Symptoms of Unilateral C7 Lesion
The symptom a patient with a unilateral C7 lesion is least likely to present with is loss of temperature sensation on the same side (ipsilateral) as the lesion.
Pathophysiology of C7 Lesions
A unilateral C7 lesion affects the seventh cervical nerve root or its corresponding level in the spinal cord. Understanding the expected clinical manifestations requires knowledge of the neuroanatomy at this level:
Expected Findings in Unilateral C7 Lesion:
Weakness of Triceps
- C7 innervates the triceps muscle, so weakness is an expected finding 1
- Triceps weakness is a classic manifestation of C7 radiculopathy
Loss of Abdominal Reflexes Below the Lesion
- Abdominal reflexes are mediated by thoracic segments but can be affected by cervical lesions due to descending pathway disruption
- A unilateral C7 lesion can cause loss of abdominal reflexes below the level of the lesion on the same side
Loss of Proprioception Below the Lesion
- Proprioceptive information travels in the posterior columns on the same side of the spinal cord
- A C7 lesion would affect proprioception on the ipsilateral side below the level of the lesion
Positive Hoffman Sign
- This is a sign of upper motor neuron dysfunction
- Can be present with cervical cord compression at the C7 level due to disruption of descending corticospinal tracts
Why Temperature Sensation Loss on Same Side is Incorrect:
Temperature sensation fibers cross shortly after entering the spinal cord and ascend in the contralateral spinothalamic tract.
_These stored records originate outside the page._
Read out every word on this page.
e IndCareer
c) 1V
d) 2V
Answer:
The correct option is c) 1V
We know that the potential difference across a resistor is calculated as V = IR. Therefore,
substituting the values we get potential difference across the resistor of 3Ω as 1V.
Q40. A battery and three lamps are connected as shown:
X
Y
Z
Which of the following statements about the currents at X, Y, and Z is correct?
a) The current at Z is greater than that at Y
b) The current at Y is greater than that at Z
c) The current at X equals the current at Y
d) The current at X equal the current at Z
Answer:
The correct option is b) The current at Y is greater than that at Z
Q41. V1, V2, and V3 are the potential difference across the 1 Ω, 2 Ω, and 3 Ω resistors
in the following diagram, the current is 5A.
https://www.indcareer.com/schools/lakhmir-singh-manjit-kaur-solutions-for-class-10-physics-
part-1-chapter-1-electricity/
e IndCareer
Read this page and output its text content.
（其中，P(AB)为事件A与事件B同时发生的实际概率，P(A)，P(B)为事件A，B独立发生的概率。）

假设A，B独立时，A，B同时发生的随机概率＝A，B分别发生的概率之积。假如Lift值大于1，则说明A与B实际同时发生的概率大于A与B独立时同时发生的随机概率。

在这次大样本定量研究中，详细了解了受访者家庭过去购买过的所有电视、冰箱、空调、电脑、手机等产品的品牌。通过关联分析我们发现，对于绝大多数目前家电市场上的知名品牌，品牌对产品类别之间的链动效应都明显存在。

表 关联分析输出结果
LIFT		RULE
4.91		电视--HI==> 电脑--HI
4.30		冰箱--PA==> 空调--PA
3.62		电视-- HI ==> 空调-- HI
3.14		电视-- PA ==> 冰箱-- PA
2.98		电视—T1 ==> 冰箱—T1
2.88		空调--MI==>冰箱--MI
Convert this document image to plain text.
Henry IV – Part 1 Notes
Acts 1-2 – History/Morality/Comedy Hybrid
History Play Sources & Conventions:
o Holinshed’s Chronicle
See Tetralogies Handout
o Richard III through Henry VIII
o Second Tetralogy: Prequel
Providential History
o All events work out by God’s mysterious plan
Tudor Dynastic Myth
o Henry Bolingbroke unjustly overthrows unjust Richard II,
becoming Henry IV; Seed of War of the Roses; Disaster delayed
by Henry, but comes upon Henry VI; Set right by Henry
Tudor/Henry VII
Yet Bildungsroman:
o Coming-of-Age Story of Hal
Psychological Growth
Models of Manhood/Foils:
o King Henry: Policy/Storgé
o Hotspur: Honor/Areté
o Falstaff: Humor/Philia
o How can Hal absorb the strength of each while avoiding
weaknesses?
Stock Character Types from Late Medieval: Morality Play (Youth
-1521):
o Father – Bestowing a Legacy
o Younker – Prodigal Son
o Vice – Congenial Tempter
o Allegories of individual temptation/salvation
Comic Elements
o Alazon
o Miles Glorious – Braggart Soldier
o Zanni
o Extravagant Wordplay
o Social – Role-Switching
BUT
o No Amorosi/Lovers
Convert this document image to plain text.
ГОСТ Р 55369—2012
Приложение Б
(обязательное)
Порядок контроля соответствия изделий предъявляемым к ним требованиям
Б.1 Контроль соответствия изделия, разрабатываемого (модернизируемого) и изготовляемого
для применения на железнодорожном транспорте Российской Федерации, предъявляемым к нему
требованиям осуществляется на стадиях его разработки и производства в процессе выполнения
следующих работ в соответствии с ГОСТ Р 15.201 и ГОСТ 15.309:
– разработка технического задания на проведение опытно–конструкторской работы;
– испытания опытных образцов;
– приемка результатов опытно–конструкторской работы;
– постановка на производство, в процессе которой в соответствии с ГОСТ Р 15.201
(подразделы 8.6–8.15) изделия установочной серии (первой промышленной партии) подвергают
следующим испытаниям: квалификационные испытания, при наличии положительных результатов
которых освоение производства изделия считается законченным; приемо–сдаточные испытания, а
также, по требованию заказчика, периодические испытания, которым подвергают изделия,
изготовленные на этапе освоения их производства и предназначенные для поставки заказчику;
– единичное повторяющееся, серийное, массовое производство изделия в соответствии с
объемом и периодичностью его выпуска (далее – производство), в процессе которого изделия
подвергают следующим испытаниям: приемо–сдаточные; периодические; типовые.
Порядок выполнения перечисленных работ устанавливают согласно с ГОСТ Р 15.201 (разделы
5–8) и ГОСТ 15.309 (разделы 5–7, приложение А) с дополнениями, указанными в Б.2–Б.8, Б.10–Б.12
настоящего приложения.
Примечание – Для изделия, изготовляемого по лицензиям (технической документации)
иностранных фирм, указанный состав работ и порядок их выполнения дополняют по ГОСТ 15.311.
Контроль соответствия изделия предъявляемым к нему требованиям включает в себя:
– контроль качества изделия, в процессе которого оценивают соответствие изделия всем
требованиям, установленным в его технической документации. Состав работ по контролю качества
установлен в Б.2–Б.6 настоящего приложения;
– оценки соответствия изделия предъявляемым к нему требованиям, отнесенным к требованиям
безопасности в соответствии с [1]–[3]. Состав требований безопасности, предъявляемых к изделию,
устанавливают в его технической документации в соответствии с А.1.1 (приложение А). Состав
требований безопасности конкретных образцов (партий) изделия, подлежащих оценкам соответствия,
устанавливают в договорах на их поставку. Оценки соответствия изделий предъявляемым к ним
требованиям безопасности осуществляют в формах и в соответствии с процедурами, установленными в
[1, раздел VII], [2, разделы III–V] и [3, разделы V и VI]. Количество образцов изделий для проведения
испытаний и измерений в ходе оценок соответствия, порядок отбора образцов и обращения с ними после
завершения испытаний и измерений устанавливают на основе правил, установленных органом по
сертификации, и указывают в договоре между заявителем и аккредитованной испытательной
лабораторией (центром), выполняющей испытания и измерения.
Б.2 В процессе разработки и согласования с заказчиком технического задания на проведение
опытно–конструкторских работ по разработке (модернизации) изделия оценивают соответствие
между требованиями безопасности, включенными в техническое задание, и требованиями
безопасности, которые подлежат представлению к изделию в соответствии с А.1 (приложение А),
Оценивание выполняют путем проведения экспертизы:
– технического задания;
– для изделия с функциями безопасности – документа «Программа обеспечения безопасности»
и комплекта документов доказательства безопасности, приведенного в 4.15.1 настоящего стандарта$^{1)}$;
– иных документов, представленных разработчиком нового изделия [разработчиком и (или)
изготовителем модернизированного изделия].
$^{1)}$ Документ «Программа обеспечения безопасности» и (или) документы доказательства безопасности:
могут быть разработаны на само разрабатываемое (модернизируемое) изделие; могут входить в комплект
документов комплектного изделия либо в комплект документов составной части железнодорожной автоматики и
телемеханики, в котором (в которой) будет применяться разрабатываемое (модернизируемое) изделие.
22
Therefore:
- A unilateral C7 lesion would cause loss of temperature sensation on the opposite side (contralateral) of the body below the level of the lesion
- Temperature sensation loss on the same side as the lesion would not be expected
Clinical Presentation of C7 Radiculopathy
C7 radiculopathy has specific clinical manifestations:
- Pain and sensory changes typically affect the posterior arm, dorsal forearm, and middle finger 2
- Weakness primarily affects the triceps muscle and wrist extensors
- Diminished triceps reflex is common
- Atypical presentations may include subscapular pain (12% of cases) or chest/breast pain (5% of cases) 3
Diagnostic Considerations
When evaluating a patient with suspected C7 lesion:
- MRI is the preferred imaging modality for suspected cervical radiculopathy 1
- Sensory examination alone has limited value in distinguishing C6 from C7 radiculopathy, as there is significant overlap in sensory distributions 2
- Weakness of the triceps muscle is a more reliable indicator of C7 involvement than sensory changes
Summary
In a unilateral C7 lesion, you would expect:
- Ipsilateral triceps weakness
- Ipsilateral loss of proprioception below the lesion
- Ipsilateral loss of abdominal reflexes below the lesion
- Positive Hoffman sign
- Contralateral (not ipsilateral) loss of temperature sensation below the lesion
Therefore, loss of temperature sensation on the same side as the lesion is the least likely finding among the options provided.